Previous years were kinder to the Russian IT market. Unit shipments in the Russian PC market increased 20% in 1996 to an estimated total of more than 1 million, according to IDC. Market value for the units shipped increased 32% in 1996 from the previous year to $1.486 billion.

Russia's IT market had been growing rapidly over the past several years, in spite of the fact that the country has had a negative gross domestic product growth, IDC noted. Mostly driven by investments in hardware, Russia had become Europe's fifth-largest PC market with a 33% growth rate in 1997. Farish estimated that Russia's entire IT market was worth $3.47 billion in total in 1997, with 81% of that coming from hardware sales, 7% from software and 12% from services.

But now the crisis has hit the largest Russian PC vendors as well as international brands hard, Farish said.

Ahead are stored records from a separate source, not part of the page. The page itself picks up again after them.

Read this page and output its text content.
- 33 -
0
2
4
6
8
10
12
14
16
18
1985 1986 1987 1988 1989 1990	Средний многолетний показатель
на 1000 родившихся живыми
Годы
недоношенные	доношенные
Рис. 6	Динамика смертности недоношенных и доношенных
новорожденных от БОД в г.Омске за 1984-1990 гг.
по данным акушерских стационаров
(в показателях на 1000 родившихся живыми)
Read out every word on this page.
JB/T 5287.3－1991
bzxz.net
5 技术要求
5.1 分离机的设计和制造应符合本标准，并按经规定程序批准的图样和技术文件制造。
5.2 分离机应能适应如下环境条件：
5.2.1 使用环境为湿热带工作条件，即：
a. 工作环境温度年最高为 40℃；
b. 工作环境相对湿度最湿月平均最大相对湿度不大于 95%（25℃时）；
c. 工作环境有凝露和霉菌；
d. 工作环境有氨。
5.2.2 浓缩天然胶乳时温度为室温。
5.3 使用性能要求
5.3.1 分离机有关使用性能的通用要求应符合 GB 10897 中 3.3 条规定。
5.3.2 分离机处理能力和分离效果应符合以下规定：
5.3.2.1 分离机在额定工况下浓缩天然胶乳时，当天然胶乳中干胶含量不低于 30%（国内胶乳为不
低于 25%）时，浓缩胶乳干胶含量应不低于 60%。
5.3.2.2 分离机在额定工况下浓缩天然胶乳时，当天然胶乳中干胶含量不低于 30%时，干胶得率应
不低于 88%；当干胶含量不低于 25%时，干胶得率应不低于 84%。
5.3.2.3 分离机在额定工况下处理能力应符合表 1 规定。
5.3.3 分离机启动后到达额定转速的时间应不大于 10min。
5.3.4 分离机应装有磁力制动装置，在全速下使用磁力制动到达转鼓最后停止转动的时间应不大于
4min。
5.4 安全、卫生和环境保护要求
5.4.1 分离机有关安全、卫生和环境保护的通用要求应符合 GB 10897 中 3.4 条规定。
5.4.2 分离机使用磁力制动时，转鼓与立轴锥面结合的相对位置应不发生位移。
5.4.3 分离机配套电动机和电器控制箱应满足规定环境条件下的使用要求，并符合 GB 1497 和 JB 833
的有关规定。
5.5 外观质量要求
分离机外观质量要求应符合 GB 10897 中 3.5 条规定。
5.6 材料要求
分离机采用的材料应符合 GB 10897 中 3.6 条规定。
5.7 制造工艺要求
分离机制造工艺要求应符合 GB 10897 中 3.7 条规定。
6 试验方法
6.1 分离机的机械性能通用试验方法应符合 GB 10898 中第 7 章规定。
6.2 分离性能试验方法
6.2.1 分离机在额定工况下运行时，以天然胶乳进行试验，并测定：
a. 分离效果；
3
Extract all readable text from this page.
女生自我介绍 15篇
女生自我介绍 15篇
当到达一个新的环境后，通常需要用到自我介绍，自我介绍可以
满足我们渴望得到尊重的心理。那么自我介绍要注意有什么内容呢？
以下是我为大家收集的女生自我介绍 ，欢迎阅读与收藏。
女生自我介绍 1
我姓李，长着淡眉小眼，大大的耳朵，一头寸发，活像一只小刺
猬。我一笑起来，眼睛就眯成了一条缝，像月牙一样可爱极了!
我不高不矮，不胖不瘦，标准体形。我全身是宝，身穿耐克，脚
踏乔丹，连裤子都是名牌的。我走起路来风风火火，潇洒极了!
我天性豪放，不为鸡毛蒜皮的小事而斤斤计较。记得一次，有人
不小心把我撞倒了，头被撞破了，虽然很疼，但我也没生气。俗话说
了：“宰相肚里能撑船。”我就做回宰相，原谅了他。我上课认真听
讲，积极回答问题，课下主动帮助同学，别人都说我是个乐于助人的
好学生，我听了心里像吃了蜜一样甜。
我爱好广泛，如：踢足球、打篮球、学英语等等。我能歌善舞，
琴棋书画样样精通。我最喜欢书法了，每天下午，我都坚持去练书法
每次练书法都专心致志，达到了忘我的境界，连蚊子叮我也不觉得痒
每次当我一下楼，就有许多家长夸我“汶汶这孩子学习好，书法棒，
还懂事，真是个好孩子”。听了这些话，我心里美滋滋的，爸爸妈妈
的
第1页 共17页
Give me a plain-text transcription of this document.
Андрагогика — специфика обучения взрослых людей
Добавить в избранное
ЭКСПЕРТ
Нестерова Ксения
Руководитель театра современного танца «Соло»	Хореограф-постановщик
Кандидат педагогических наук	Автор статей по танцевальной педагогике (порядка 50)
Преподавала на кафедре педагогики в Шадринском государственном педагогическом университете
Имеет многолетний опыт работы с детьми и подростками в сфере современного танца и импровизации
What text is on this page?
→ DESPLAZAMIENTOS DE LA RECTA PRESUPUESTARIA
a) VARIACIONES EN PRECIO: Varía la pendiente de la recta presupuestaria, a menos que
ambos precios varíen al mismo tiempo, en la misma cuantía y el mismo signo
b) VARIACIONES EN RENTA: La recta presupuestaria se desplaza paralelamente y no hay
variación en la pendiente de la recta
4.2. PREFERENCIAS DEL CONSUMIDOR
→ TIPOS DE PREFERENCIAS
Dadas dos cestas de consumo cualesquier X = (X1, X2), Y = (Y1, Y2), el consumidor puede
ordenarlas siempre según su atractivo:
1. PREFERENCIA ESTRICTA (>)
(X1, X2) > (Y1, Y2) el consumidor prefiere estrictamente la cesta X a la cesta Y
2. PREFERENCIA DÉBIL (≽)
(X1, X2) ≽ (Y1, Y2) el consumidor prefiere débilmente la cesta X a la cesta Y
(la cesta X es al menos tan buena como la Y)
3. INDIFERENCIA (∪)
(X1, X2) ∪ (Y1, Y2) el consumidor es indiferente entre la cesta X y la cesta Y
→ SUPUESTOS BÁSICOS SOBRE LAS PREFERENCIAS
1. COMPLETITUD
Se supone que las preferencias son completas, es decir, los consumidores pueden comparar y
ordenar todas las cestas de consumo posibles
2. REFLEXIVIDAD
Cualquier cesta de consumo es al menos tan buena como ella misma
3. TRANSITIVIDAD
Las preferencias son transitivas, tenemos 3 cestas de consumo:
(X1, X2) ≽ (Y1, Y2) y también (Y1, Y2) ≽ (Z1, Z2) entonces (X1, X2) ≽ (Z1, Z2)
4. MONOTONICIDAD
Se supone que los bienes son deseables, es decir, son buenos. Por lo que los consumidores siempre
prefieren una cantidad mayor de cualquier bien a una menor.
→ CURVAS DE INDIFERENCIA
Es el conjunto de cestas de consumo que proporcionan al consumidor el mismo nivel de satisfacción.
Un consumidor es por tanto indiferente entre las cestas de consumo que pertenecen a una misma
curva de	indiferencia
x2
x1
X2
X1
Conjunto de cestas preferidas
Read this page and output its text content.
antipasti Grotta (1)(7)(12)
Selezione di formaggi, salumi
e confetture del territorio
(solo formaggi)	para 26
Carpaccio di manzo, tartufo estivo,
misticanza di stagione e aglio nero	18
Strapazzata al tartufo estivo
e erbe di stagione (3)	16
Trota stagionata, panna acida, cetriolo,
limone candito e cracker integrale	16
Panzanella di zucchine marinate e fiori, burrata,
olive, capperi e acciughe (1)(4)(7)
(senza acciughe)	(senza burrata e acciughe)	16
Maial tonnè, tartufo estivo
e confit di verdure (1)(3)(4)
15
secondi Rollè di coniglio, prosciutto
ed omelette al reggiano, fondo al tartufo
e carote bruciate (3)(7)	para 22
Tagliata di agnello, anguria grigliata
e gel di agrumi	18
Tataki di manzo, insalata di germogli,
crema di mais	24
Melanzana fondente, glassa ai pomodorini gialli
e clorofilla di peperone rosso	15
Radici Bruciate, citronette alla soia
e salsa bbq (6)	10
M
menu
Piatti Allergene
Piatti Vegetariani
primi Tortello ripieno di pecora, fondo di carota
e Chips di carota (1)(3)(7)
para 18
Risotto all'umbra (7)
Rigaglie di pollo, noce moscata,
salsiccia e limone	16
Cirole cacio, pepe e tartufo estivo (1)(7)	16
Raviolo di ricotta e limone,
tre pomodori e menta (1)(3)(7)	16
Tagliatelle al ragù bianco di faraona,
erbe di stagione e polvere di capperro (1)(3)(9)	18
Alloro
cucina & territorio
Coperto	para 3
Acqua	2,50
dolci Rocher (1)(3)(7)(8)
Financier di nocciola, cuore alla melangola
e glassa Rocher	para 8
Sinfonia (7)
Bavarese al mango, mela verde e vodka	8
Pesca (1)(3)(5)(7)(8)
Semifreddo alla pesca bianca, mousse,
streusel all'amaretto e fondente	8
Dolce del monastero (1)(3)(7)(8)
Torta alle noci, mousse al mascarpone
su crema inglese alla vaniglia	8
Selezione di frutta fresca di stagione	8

Small, local assembly companies seem to have come out the best. "However, it really is still too early to see how this will unwind in the longer term," Farish added.

Demand for imported PCs has fallen, Farish said, as buyers have tried to save money in any way they can -- such as by purchasing locally made machines.

For resellers and distributors, the situation provides a barrage of challenges for even the most business-savvy. "No one can comment with any degree of certainty about next month, let alone next year," Farish said. "I think the best profit-making idea for any foreign company is to wait until the smoke clears."

Amid all this bad news, IDC reaffirmed its belief in the Russian market's long-term prospects. Crisis is a "permanent feature" of Russia's status quo, IDC said.

"Russian distributors are used to crisis," Farish noted.